Спешно покидая столовую, Отрава слышала очередное ойканье госпожи, которая заработала новый тычок посохом.
Мираль оказался не так далеко, как опасались друзья, то есть месяцев тяжелых испытаний дорогой не предвиделось. Но и не настолько близко, чтобы они не могли проклясть общество клирика.
Поначалу все втроем согласились, что вполне могут изображать смирение и потерпеть его нотации ради решения основного вопроса. Но уже скоро стало понятно, что это совсем непросто. Клирик Камыш обладал воистину отвратительным нравом — таких Отраве видеть доселе не приходилось. У него никогда не заканчивались силы и желание в очередной раз прогундосить:
— И только вера отличает животное от человека! Озаренная Небесным Светом личность никогда не возжелает другому зла, не позволит поставить свои интересы выше чужих и очистит разум от скверны бытия.
А вот это была любимая часть Отравы:
— Вера в Небесный Свет должна идти изнутри — без анализа и размышлений ума, который подвержен влиянию скверны. Как только ты задумался о сути вещей, так сразу и сделал шаг к Подземной Тьме. Там тебе и место.
В Левоморье люди тоже верили в сверхъестественные силы — да и никто не усомнился бы в их существовании, если есть столько доказательств! Например, кто-то же должен вращать Великое Колесо Жизни! Но из слов клирика выходило, что если человек задумался о доказательствах, то он уже не верит искренне. Вера должна быть именно слепой, и никак иначе.

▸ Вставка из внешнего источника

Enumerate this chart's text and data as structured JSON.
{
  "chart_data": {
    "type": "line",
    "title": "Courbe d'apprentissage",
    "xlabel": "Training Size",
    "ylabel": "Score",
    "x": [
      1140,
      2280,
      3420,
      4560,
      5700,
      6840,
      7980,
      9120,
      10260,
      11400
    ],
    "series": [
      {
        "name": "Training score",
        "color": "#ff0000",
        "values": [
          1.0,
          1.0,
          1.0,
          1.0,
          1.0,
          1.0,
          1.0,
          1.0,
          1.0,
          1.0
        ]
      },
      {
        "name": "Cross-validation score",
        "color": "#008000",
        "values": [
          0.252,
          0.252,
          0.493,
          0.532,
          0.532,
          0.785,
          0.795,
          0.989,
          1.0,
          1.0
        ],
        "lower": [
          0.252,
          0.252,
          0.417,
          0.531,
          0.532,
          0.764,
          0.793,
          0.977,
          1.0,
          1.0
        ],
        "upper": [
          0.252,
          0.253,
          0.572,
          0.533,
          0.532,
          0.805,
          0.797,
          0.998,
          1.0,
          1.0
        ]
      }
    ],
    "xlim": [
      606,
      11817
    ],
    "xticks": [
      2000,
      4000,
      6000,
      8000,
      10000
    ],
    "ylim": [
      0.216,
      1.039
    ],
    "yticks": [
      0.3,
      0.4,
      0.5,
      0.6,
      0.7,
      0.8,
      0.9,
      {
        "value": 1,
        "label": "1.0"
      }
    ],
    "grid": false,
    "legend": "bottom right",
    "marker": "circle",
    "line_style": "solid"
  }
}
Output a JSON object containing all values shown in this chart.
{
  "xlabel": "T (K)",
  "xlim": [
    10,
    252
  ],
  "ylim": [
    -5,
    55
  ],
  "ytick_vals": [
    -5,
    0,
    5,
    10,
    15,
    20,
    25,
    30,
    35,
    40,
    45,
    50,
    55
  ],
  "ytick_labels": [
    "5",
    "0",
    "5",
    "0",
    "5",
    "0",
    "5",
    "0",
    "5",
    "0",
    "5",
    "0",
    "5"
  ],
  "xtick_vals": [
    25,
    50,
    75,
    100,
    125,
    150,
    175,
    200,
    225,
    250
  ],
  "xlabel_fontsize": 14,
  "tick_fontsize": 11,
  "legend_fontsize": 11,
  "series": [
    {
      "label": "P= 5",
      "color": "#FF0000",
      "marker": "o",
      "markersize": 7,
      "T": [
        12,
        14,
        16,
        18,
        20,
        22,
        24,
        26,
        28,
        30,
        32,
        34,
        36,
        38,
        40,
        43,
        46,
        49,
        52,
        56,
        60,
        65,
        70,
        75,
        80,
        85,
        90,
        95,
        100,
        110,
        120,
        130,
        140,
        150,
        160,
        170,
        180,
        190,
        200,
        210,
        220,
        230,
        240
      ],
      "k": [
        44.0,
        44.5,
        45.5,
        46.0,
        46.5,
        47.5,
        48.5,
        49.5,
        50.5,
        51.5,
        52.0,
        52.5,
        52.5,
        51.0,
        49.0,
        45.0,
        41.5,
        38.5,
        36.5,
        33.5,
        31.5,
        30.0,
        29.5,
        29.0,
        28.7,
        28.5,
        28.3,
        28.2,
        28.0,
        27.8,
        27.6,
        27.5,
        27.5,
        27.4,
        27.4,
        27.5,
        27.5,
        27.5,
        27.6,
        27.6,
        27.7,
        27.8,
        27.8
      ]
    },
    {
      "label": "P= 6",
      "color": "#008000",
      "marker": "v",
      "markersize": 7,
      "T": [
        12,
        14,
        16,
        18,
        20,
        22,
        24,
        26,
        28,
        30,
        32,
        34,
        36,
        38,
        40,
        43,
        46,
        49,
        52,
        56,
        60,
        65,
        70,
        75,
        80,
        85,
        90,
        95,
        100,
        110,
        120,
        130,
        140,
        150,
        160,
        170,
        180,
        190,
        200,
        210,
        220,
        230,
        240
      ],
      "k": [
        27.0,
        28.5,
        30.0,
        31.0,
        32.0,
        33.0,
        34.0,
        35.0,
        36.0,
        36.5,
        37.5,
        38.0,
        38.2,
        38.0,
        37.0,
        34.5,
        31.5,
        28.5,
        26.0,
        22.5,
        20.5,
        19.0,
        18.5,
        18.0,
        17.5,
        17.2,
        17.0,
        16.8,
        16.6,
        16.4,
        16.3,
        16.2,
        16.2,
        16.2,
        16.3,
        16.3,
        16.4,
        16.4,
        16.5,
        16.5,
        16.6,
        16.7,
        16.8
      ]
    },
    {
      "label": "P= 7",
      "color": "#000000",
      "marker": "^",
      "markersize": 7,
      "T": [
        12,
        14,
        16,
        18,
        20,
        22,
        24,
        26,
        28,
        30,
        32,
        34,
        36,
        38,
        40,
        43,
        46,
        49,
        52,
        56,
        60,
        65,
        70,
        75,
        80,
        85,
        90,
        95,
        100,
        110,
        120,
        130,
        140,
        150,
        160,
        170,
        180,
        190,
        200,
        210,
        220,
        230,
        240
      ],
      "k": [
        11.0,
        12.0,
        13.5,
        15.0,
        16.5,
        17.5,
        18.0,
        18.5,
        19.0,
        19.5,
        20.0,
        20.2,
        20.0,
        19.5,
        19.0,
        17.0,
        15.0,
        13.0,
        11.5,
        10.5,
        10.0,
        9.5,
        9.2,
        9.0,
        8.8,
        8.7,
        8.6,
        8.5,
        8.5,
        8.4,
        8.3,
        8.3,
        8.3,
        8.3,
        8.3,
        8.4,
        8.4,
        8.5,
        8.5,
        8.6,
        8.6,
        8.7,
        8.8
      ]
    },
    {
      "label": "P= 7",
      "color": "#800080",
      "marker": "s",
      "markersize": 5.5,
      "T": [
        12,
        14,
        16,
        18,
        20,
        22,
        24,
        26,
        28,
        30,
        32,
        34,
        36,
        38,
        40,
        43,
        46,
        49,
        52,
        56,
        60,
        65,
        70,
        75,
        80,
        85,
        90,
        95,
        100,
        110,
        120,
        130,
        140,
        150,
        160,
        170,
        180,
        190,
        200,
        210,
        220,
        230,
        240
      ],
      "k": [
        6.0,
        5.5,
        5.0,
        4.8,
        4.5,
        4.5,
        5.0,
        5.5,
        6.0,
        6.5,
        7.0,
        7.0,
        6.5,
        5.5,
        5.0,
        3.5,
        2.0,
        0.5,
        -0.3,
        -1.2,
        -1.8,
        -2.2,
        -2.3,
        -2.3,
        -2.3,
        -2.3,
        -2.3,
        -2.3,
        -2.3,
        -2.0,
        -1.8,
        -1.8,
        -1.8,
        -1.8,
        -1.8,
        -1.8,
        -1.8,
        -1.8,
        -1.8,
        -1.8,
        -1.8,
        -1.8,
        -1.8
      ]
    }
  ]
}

Помимо бесконечных цитат и нотаций, клирик постоянно цеплялся к любому неверно сказанному слову. И тут же лупил посохом провинившегося. Иногда провинившийся и сам не догадывался, в чем же именно не прав, но это особого значения не имело. Сказано — виноват, значит, получай, а не думай. Не то тебя заподозрят еще и в том, что твоя вера — не слепая. Лю почти постоянно молчал и внимательно слушал, поэтому наказания ему выпадали реже. Но вот Нанье было тяжелее. Несмотря на то, что ее предупредили о странном обращении к монаху, она несколько раз оговорилась. Отрава видела, сколько усилий у подруги уходило на то, чтобы не влепить клирику в ответ шаром или хотя бы кулаком, но та держалась и из последних сил изображала смирение. Потом ее одолело любопытство, заставившее задавать вопросы. От этого почти безобидные тычки посохом превратились в настоящие хлесткие удары по спине. Отрава тоже несколько раз получала наказания за неверно сказанное слово, но довольно мягко — ее оговорки на фоне Наньиных выглядели пустяковыми.